Following on from my Friday Lunchtime post, the inevitability of Monday morning and the feelings associated with it, have me thinking down the same track. I feel it like such a burning inside of me, not just the desire to not be here, but the desire to be actually doing something else. I am sat here, procrastinating, writing lists of things to do, thinking and daydreaming of things I could be doing right now. I feel as though I have to make a shift somewhere in my life, before I submit, and succumb to a life I never wanted to lead, simply because it is easier than driving myself crazy with these thoughts.

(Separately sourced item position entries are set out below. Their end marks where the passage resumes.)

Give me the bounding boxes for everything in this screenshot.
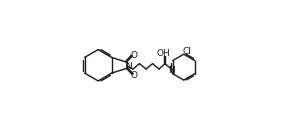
Text: N: N: [126, 62, 132, 71]
Text: O: O: [130, 51, 137, 60]
Text: OH: OH: [157, 49, 170, 58]
Text: Cl: Cl: [182, 47, 191, 56]
Text: O: O: [130, 71, 137, 80]
Text: N: N: [168, 67, 175, 75]
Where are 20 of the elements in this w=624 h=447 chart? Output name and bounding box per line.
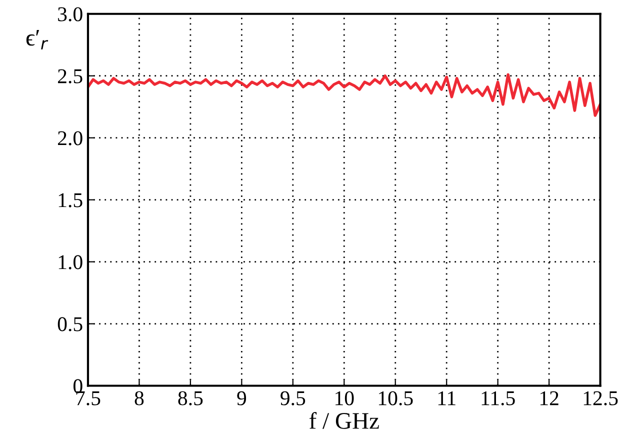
x-axis-title: f / GHz [309,412,379,429]
y-tick-label: 0.5 [58,317,82,332]
x-tick-label: 8.5 [178,391,203,406]
x-tick-label: 12.5 [584,391,618,406]
x-tick-label: 7.5 [76,391,100,406]
x-tick-label: 11.5 [482,391,515,406]
y-tick-label: 1.5 [58,193,82,208]
y-tick-label: 2.5 [58,69,82,84]
line-series [88,73,600,117]
x-tick-label: 10 [336,391,354,406]
x-tick-label: 10.5 [378,391,413,406]
x-tick-label: 11 [438,391,456,406]
y-axis-title: ϵ′$_{r}$ [26,30,48,50]
x-tick-label: 9 [237,391,246,406]
x-tick-label: 12 [540,391,558,406]
y-tick-label: 3.0 [58,7,82,22]
x-tick-label: 9.5 [280,391,306,406]
y-tick-label: 2.0 [58,131,82,146]
y-tick-label: 1.0 [58,255,82,270]
x-tick-label: 8 [134,391,144,406]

Accordingly to many studies recently, humans used to sleep twice a day, like a lot of mammals do. (http://www.bbc.co.uk/news/magazine-16964783). It was the Industrial Revolution that is believed to have created the working day as we know it, and our modern sleep patterns. Some took naps in the afternoon, some slept after dinner and then went back to bed in the wee hours.
Last year, for our anniversary, O.H. and myself went to one of our favourite campsites in Norfolk for three days. And we somehow magically achieved this balance. I was looking forward to lie ins and days out, but in actual fact we were up every day at 6am, had tea and breakfast and were off out for the day. After a full day’s worth of doing something we would go back to the campsite, around 3pm, and read, eventually falling asleep, waking around 5:30 – 6ish and having an evening full of activities. I felt amazing, and I am still wittering on about it 6 months later. We did yoga together in the tent, we played games, and more importantly felt truly rested. I was so happy for those three days, I cannot even begin to explain. It just felt as though everything was “right”. It was as though being able to take a nap took the pressure off the day, and getting up early made time for all the things that I want to have time to do, but never seem to.
Unfortunately my current life situation does not allow me to take it up as a practice, but perhaps one day I will be able to.